The 1989 Loma Prieta earthquake, while not the "Big One," was a complete catastrophe, nonetheless. In a mere 15 seconds, per Britannica, the 6.9 magnitude quake caused $6 billion in property damage, injured 3,800 people, killed 67, and reshaped the face of San Francisco forever. As stated on NBC Bay Area, over 18,000 homes were damaged, and entire businesses wiped out.
A tragic wake-up call about earthquake preparedness
It was 5:04 p.m. on October 17. Cars were heading home from work and filing across the San Francisco-Oakland Bay Bridge and Cypress Street Viaduct (Nimitz Freeway). As stated on History, the city was ready for the third game of the World Series, scheduled to start at 5:30. Two local teams, the Oakland Athletics and San Francisco Giants, were prepping at Candlestick Park with live, televised cameras pointed at them. This is the moment when shockwaves shook the city, out from their epicenter about 60 miles southeast, 9 miles northeast of Santa Cruz, as stated by the US Geological Survey.
Bay Area resident Dr. Steven Brattesani described a scene straight out of a disaster movie: "You could actually see the wave that was coming from the south going north. It made every car jump in the air." Firefighter Tim Peterson, who got pinned in his truck with two broken ankles, said, "I was getting ready to just see what it's like to die. It's going to be over real soon, and I was waiting."

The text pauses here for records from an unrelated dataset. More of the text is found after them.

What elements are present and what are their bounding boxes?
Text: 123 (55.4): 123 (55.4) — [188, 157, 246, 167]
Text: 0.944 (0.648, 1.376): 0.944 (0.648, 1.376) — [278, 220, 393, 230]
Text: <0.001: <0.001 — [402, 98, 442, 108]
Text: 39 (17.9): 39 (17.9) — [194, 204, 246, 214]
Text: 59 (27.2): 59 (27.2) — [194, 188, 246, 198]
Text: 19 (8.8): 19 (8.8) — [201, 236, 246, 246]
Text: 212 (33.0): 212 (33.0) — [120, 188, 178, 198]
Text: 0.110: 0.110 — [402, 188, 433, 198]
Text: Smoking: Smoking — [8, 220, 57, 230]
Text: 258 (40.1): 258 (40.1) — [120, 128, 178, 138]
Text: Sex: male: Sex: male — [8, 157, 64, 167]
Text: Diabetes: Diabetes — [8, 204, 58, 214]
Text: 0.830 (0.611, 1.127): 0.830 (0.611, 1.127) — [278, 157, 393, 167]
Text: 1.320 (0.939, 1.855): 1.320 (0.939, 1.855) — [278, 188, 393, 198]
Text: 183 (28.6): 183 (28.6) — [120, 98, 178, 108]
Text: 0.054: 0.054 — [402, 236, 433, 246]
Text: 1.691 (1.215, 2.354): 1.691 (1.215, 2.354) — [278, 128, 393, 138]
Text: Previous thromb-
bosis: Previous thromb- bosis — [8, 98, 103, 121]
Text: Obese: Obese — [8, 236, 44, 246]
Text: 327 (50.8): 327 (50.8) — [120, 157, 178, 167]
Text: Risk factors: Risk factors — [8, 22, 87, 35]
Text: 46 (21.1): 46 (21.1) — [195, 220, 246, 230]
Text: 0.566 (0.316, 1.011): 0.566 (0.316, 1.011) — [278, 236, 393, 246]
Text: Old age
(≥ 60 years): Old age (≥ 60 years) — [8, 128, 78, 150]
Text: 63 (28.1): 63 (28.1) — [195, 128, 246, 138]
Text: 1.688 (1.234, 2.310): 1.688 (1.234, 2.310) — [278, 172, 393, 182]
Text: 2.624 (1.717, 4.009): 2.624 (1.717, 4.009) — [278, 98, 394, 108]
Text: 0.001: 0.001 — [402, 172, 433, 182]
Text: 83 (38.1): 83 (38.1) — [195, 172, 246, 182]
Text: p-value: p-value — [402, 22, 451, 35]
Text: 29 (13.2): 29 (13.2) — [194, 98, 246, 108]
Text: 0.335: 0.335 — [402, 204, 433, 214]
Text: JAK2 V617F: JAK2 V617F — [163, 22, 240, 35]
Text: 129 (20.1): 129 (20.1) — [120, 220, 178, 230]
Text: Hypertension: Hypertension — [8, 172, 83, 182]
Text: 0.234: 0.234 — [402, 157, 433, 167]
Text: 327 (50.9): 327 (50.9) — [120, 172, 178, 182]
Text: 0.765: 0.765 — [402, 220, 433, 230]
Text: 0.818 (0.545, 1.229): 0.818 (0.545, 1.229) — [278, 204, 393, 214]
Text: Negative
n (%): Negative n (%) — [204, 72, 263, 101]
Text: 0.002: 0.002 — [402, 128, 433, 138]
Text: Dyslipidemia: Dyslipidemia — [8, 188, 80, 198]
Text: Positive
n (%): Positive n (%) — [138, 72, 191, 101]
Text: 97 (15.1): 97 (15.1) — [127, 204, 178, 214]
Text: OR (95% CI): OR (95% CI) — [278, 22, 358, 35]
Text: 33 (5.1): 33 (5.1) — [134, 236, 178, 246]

Pieces of the Bay Bridge collapsed and blocked the passageway for a month. The Cypress Freeway collapsed onto its lower deck and instantly killed 42 people. The Marina, built on loose soil, was largely obliterated. Pipes burst and fires broke out, compounding the destruction. It was the biggest earthquake to hit San Francisco since the 7.9-magnitude earthquake of 1906, and served as a profound wake-up call.
Drop, Cover, and Hold On
The Loma Prieta earthquake, named after the Loma Prieta peak in the Santa Cruz mountains near its origin, permanently changed not only San Francisco, but the entire region. San Francisco's bridges, which had accounted for most of the quake's deaths, underwent seismic retrofitting. Nearby communities such as Watsonville, several miles away from the epicenter, overhauled their building regulations to reinforce older structures and regulate new structures. Santa Cruz, also hit hard, lost every single one of its 50-100-year-old buildings. Former Santa Cruz redevelopment director Ceil Cirillo said, "Streets were just a tumble of bricks and building parts."
At present, California is acutely aware of the need to be ready for earthquakes. 2019 marked the 30th anniversary of the Loma Prieta earthquake, and served as a reminder to stay vigilant. California Earthquake Authority CEO Glenn Pomeroy said, "Anniversaries for big earthquakes often serve as painful reminders of why we need to know how to Drop, Cover, and Hold On when the ground shakes, and know how to financially recover from damage that may be expensive to repair." A number of mid-sized earthquakes have hit the area since 1989, but haven't breached magnitudes higher than the mid-4.0s.
Disasters can also serve as reminders of strength and community. In the true spirit of endurance, the 1989 World Series commenced, anyway, and only 10 days after the earthquake. The series would come to be called, accurately so, the "Earthquake Series."